Almost 20 per cent of Eaton’s underwriters don’t work in Aviva’s offices, instead operating as bonus underwriters that sit in brokers’ offices.

“It’s like any great relationship, you just invest time, effort and are really good at listening,” he said. “We’ve got a very strong sales and relationship team, who spend their time building the relationships.”

Insurance Act
One of the biggest concerns for brokers currently is the Insurance Act, with many keen to understand what it means for their relationship with insurers and their customers. Aviva has been involved in the Insurance Act from its inception. Eaton explained the company supports it because it will result in a strong outcome for customers. Because of Aviva’s work developing the act, it is in an excellent position to help brokers understand it and has done so through workshops, masterclasses and one to one engagement.
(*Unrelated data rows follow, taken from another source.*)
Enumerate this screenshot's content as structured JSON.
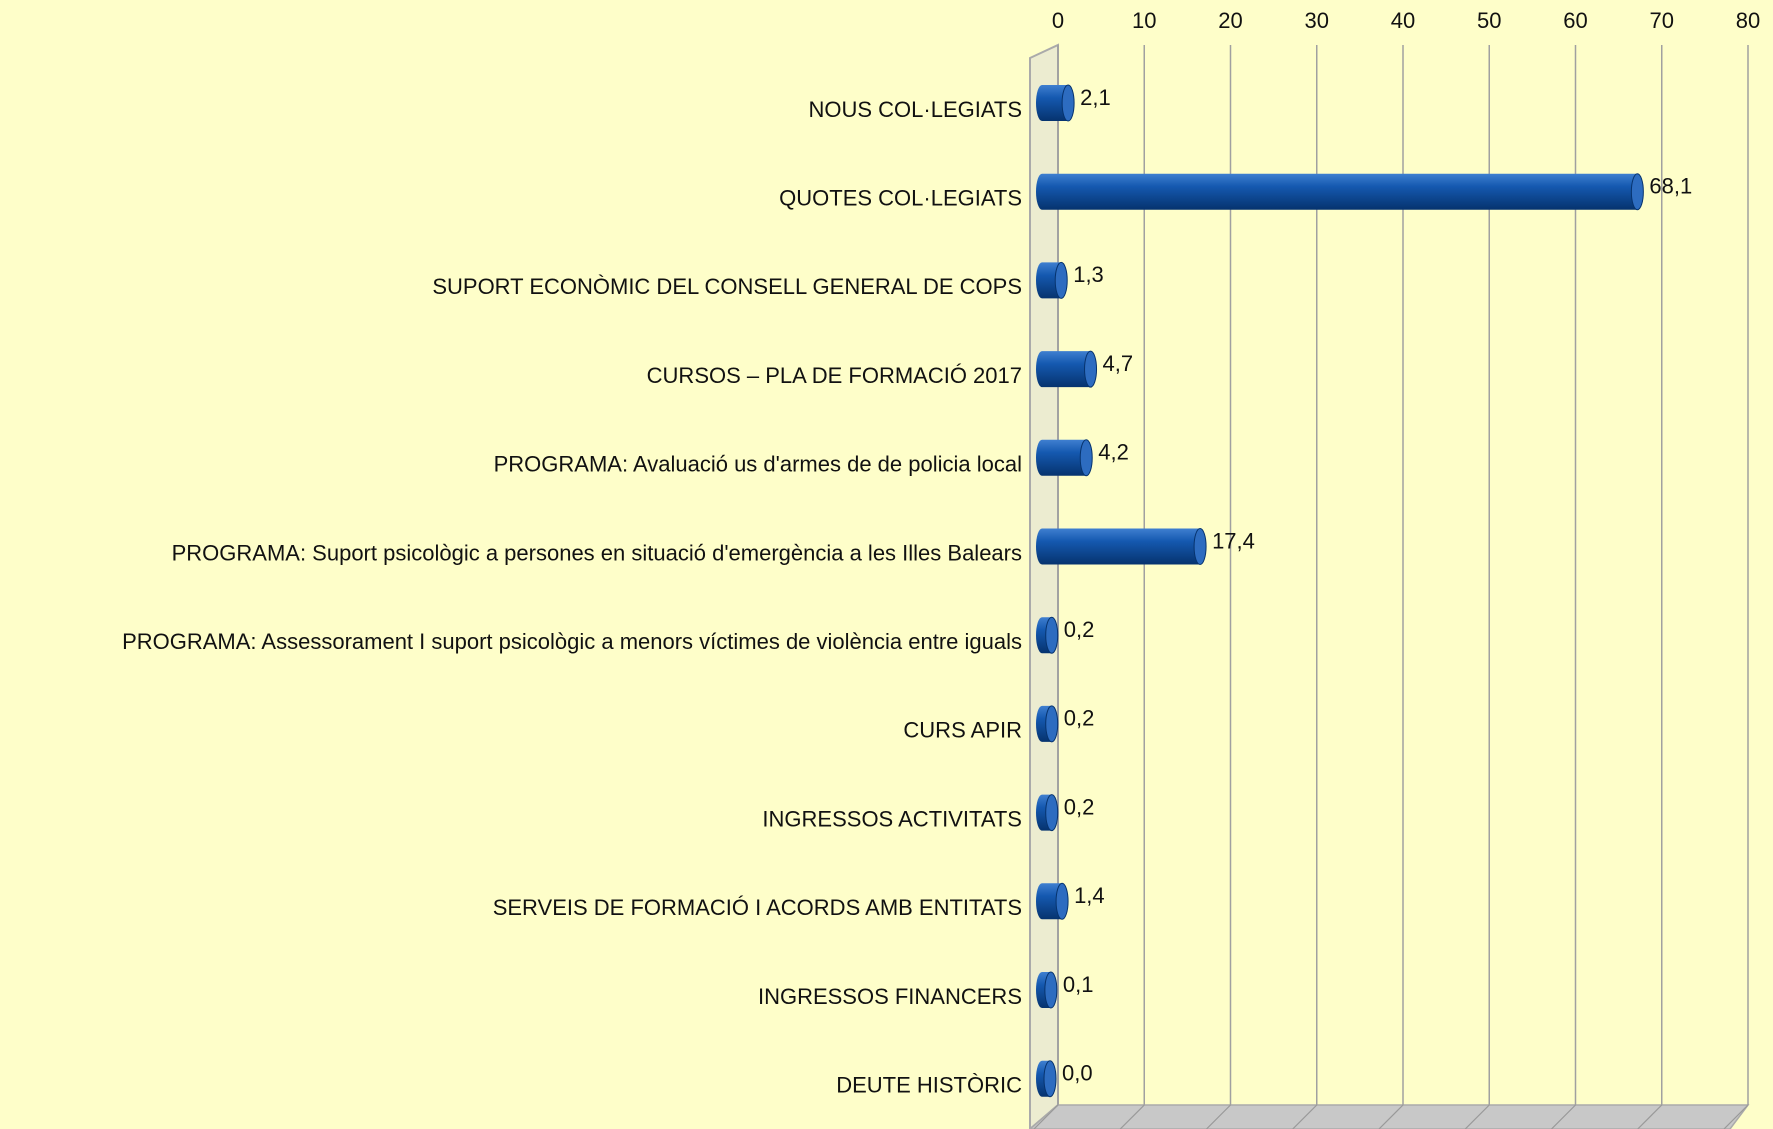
{
  "chart_data": {
    "type": "bar",
    "orientation": "horizontal",
    "categories": [
      "NOUS COL·LEGIATS",
      "QUOTES COL·LEGIATS",
      "SUPORT ECONÒMIC DEL CONSELL GENERAL DE COPS",
      "CURSOS – PLA DE FORMACIÓ 2017",
      "PROGRAMA: Avaluació us d'armes de de policia local",
      "PROGRAMA: Suport psicològic a persones en situació d'emergència a les Illes Balears",
      "PROGRAMA: Assessorament I suport psicològic a menors víctimes de violència entre iguals",
      "CURS APIR",
      "INGRESSOS ACTIVITATS",
      "SERVEIS DE FORMACIÓ I ACORDS AMB ENTITATS",
      "INGRESSOS FINANCERS",
      "DEUTE HISTÒRIC"
    ],
    "values": [
      2.1,
      68.1,
      1.3,
      4.7,
      4.2,
      17.4,
      0.2,
      0.2,
      0.2,
      1.4,
      0.1,
      0.0
    ],
    "value_labels": [
      "2,1",
      "68,1",
      "1,3",
      "4,7",
      "4,2",
      "17,4",
      "0,2",
      "0,2",
      "0,2",
      "1,4",
      "0,1",
      "0,0"
    ],
    "color": "#0d4f9e",
    "xlim": [
      0,
      80
    ],
    "xticks": [
      0,
      10,
      20,
      30,
      40,
      50,
      60,
      70,
      80
    ],
    "grid": true
  }
}
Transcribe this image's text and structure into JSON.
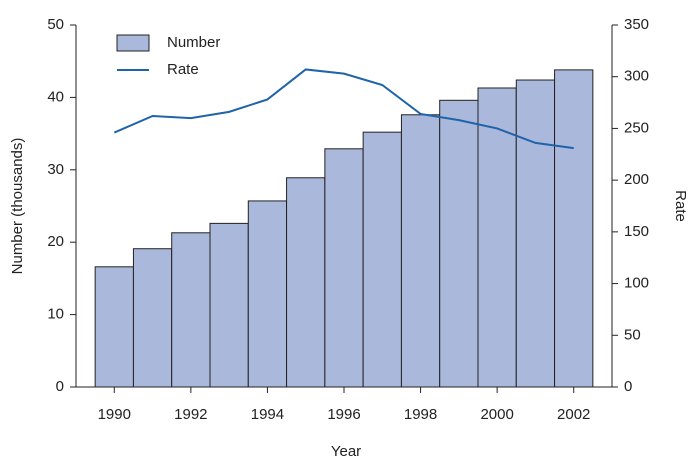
{
  "chart_data": {
    "type": "bar_line",
    "x_label": "Year",
    "y_label": "Number (thousands)",
    "y2_label": "Rate",
    "x": [
      1990,
      1991,
      1992,
      1993,
      1994,
      1995,
      1996,
      1997,
      1998,
      1999,
      2000,
      2001,
      2002
    ],
    "xlim": [
      1989,
      2003
    ],
    "xticks": [
      1990,
      1992,
      1994,
      1996,
      1998,
      2000,
      2002
    ],
    "ylim": [
      0,
      50
    ],
    "yticks": [
      0,
      10,
      20,
      30,
      40,
      50
    ],
    "y2lim": [
      0,
      350
    ],
    "y2ticks": [
      0,
      50,
      100,
      150,
      200,
      250,
      300,
      350
    ],
    "legend": "upper left",
    "series": [
      {
        "name": "Number",
        "kind": "bar",
        "color": "#aab8dc",
        "values": [
          16.6,
          19.1,
          21.3,
          22.6,
          25.7,
          28.9,
          32.9,
          35.2,
          37.6,
          39.6,
          41.3,
          42.4,
          43.8
        ]
      },
      {
        "name": "Rate",
        "kind": "line",
        "axis": "y2",
        "color": "#1f63a8",
        "values": [
          246,
          262,
          260,
          266,
          278,
          307,
          303,
          292,
          264,
          258,
          250,
          236,
          231
        ]
      }
    ]
  }
}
“One of the big issues in the Insurance Act is about making sure that they’re presenting everything that they should know, and this is both for the customer and the broker, to us to help us underwrite,” said Eaton.
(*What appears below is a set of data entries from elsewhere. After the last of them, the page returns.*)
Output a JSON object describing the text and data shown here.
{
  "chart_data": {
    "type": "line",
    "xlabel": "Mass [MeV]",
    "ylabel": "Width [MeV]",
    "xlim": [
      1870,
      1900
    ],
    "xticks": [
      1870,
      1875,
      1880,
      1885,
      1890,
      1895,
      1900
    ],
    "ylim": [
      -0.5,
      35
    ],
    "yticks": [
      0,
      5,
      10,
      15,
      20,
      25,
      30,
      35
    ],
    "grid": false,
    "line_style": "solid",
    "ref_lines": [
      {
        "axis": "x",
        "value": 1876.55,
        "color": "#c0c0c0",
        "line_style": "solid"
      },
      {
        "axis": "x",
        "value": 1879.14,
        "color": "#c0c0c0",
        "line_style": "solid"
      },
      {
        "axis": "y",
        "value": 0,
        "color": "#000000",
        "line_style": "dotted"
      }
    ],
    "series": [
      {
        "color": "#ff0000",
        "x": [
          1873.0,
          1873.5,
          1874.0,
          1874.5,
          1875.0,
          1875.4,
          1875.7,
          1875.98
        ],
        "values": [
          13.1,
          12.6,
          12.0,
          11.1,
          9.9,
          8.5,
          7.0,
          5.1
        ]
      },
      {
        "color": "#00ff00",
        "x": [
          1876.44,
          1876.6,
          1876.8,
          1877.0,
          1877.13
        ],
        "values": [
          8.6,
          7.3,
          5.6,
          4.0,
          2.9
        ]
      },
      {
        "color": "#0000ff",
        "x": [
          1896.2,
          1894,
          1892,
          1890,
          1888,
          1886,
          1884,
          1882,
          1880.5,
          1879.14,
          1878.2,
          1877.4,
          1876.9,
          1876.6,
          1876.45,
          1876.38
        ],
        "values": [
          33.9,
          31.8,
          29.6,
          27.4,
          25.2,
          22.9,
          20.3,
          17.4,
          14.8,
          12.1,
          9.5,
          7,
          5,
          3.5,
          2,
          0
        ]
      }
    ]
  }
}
“In our smaller end of the business we’ve given some guarantees around saying, ‘don’t worry, if you do this, we’ll be happy’. We’re not about to turn around and say ‘hang on, you’ve missed that small thing and therefore it’s not valid’. We’ve really acknowledged the challenges that they’ve got there but equally set something up in a way that we can all succeed.”

What’s next for brokers?
On the subject of broker commissions, Eaton said it’s always best to keep in mind what is best for the customer.

“With that in mind, we would be supportive to a move towards more transparency for customers, in terms of commissions but more generally as well. We think that’s the secret for delivering the best service to customers.”

He also praised the value that brokers already deliver to customers.

“There are many of our broker partners who take their CII membership very seriously, and are very proud of the professionalism of which they deliver their services to their customers and the commitment to their customers. And that is actually true added value for customers, and I think we’ll get too distracted if we spend too much time just seeing it as a monetary transaction.”

Eaton explained the biggest challenge he sees for brokers in the future is evolving at the same pace of customers.

“Underwriting wise, we define people by trades, and what we’re actually discovering in a lot of the work we’re doing is actually a hairdresser, for example, also happens to have a coffee shop on the side,” said Eaton.

“They’re very adaptable now customers, in ways they previously weren’t, and I suspect that’s probably going to be the biggest challenge brokers face. Keeping up to date and relevant to what their customers want.”